La faible adoption des variétés résistantes ou du biocontrôle dans certaines cultures s’explique par un manque de visibilité technique, des résultats encore hétérogènes, ou une adaptation incomplète aux attentes des filières. Le changement climatique et la mondialisation accentuent cette incertitude.

Un impact sanitaire ambigu

Réduire l’usage du cuivre, classé toxique pour l’homme, pourrait améliorer la sécurité sanitaire. Mais certaines alternatives ne sont pas sans risques, voire présentent elles aussi une toxicité aiguë. De plus, la généralisation de solutions moins efficaces pourrait impliquer des passages plus fréquents ou une main-d’œuvre accrue, alourdissant la charge de travail des producteurs, avec d’éventuelles conséquences indirectes sur la santé.

Des bénéfices environnementaux attendus… mais pas systématiques

La plupart des alternatives non synthétiques (variétés résistantes, prophylaxie, biocontrôle) présentent un profil environnemental favorable et contribueraient à limiter l’accumulation de cuivre dans les sols et les eaux.

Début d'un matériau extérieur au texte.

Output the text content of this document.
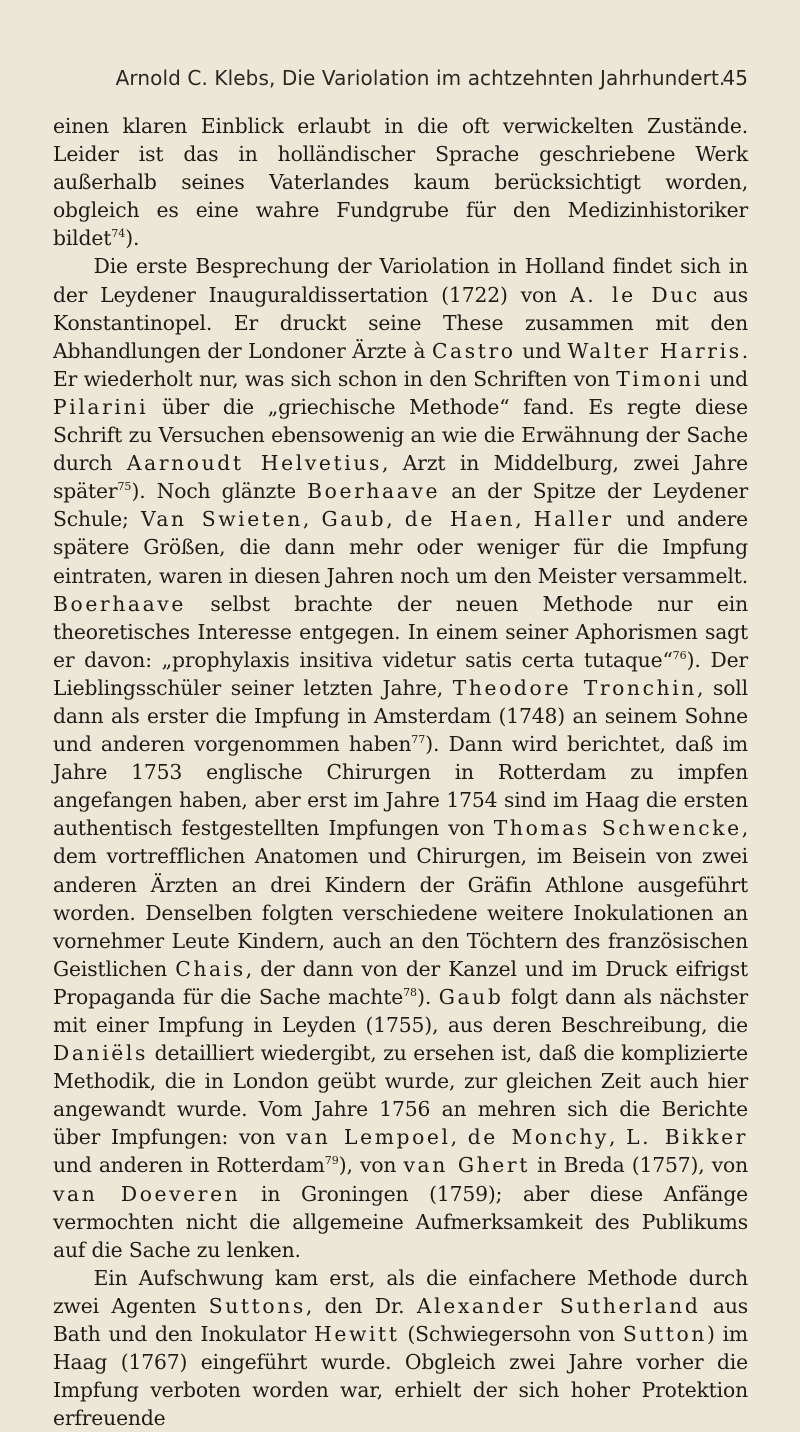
Arnold C. Klebs, Die Variolation im achtzehnten Jahrhundert.
45

einen klaren Einblick erlaubt in die oft verwickelten Zustände. Leider ist das in holländischer Sprache geschriebene Werk außerhalb seines Vaterlandes kaum berücksichtigt worden, obgleich es eine wahre Fundgrube für den Medizinhistoriker bildet$^{74}$).

Die erste Besprechung der Variolation in Holland findet sich in der Leydener Inauguraldissertation (1722) von A. le Duc aus Konstantinopel. Er druckt seine These zusammen mit den Abhandlungen der Londoner Ärzte à Castro und Walter Harris. Er wiederholt nur, was sich schon in den Schriften von Timoni und Pilarini über die „griechische Methode“ fand. Es regte diese Schrift zu Versuchen ebensowenig an wie die Erwähnung der Sache durch Aarnoudt Helvetius, Arzt in Middelburg, zwei Jahre später$^{75}$). Noch glänzte Boerhaave an der Spitze der Leydener Schule; Van Swieten, Gaub, de Haen, Haller und andere spätere Größen, die dann mehr oder weniger für die Impfung eintraten, waren in diesen Jahren noch um den Meister versammelt. Boerhaave selbst brachte der neuen Methode nur ein theoretisches Interesse entgegen. In einem seiner Aphorismen sagt er davon: „prophylaxis insitiva videtur satis certa tutaque“$^{76}$). Der Lieblingsschüler seiner letzten Jahre, Theodore Tronchin, soll dann als erster die Impfung in Amsterdam (1748) an seinem Sohne und anderen vorgenommen haben$^{77}$). Dann wird berichtet, daß im Jahre 1753 englische Chirurgen in Rotterdam zu impfen angefangen haben, aber erst im Jahre 1754 sind im Haag die ersten authentisch festgestellten Impfungen von Thomas Schwencke, dem vortrefflichen Anatomen und Chirurgen, im Beisein von zwei anderen Ärzten an drei Kindern der Gräfin Athlone ausgeführt worden. Denselben folgten verschiedene weitere Inokulationen an vornehmer Leute Kindern, auch an den Töchtern des französischen Geistlichen Chais, der dann von der Kanzel und im Druck eifrigst Propaganda für die Sache machte$^{78}$). Gaub folgt dann als nächster mit einer Impfung in Leyden (1755), aus deren Beschreibung, die Daniëls detailliert wiedergibt, zu ersehen ist, daß die komplizierte Methodik, die in London geübt wurde, zur gleichen Zeit auch hier angewandt wurde. Vom Jahre 1756 an mehren sich die Berichte über Impfungen: von van Lempoel, de Monchy, L. Bikker und anderen in Rotterdam$^{79}$), von van Ghert in Breda (1757), von van Doeveren in Groningen (1759); aber diese Anfänge vermochten nicht die allgemeine Aufmerksamkeit des Publikums auf die Sache zu lenken.

Ein Aufschwung kam erst, als die einfachere Methode durch zwei Agenten Suttons, den Dr. Alexander Sutherland aus Bath und den Inokulator Hewitt (Schwiegersohn von Sutton) im Haag (1767) eingeführt wurde. Obgleich zwei Jahre vorher die Impfung verboten worden war, erhielt der sich hoher Protektion erfreuende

Mais l’usage accru de certaines substances de synthèse en agriculture conventionnelle pourrait neutraliser ou inverser ces bénéfices environnementaux. L’Anses rappelle que le cuivre, bien que problématique, est parfois utilisé en remplacement de substances actives encore plus écotoxiques.

Recommandations : mieux évaluer, mieux accompagner, mieux cibler l’innovation

Approfondir les données et les méthodes d’évaluation

L’agence propose d’élargir l’analyse des scénarios zéro cuivre à des dimensions plus complexes (acceptabilité, performance à long terme, durabilité économique), en impliquant l’ensemble des parties prenantes.

Elle recommande de structurer l’accès aux données existantes (efficacité des produits, coût, pression sanitaire), de produire de nouvelles données terrain sur les combinaisons d’alternatives et de renforcer les réseaux de surveillance (résistances, efficacité, adaptation).

Soutenir la transition par des politiques publiques ciblées

L’Anses invite à orienter les financements vers les solutions réellement efficaces et soutenables, et à accompagner les agriculteurs avec des aides spécifiques (investissements, formation, appui technico-économique).

Elle encourage aussi à :

  • adapter les cahiers des charges pour intégrer les nouvelles réalités techniques ;

  • informer les consommateurs pour renforcer l’acceptabilité des surcoûts liés à la transition ;

  • mettre en place des dispositifs de partage du risque (assurance récolte, contrats pluriannuels) ;

  • éviter les distorsions de concurrence entre pays européens aux réglementations différentes.

Intensifier la recherche sur les approches systémiques

L’Anses appelle à maintenir l’effort en R&D sur les variétés résistantes, le biocontrôle, les OAD, et à développer des modèles prédictifs intégrant les effets du changement climatique sur la durabilité des systèmes.

Elle insiste aussi sur la dimension territoriale de la transition, en soutenant les dynamiques collectives locales et les projets européens comparatifs.

Une transition sous conditions, à piloter filière par filière

Si l’abandon du cuivre reste un objectif de long terme souhaitable pour des raisons environnementales et sanitaires, l’Anses rappelle qu’il ne peut s’envisager sans une stratégie claire, différenciée selon les cultures, et étayée par des moyens concrets. Pour les technico-commerciaux, la réussite de cette transition reposera sur leur capacité à co-construire des itinéraires techniques réalistes, à valoriser les innovations fiables, et à soutenir les producteurs dans une logique d’accompagnement sur mesure.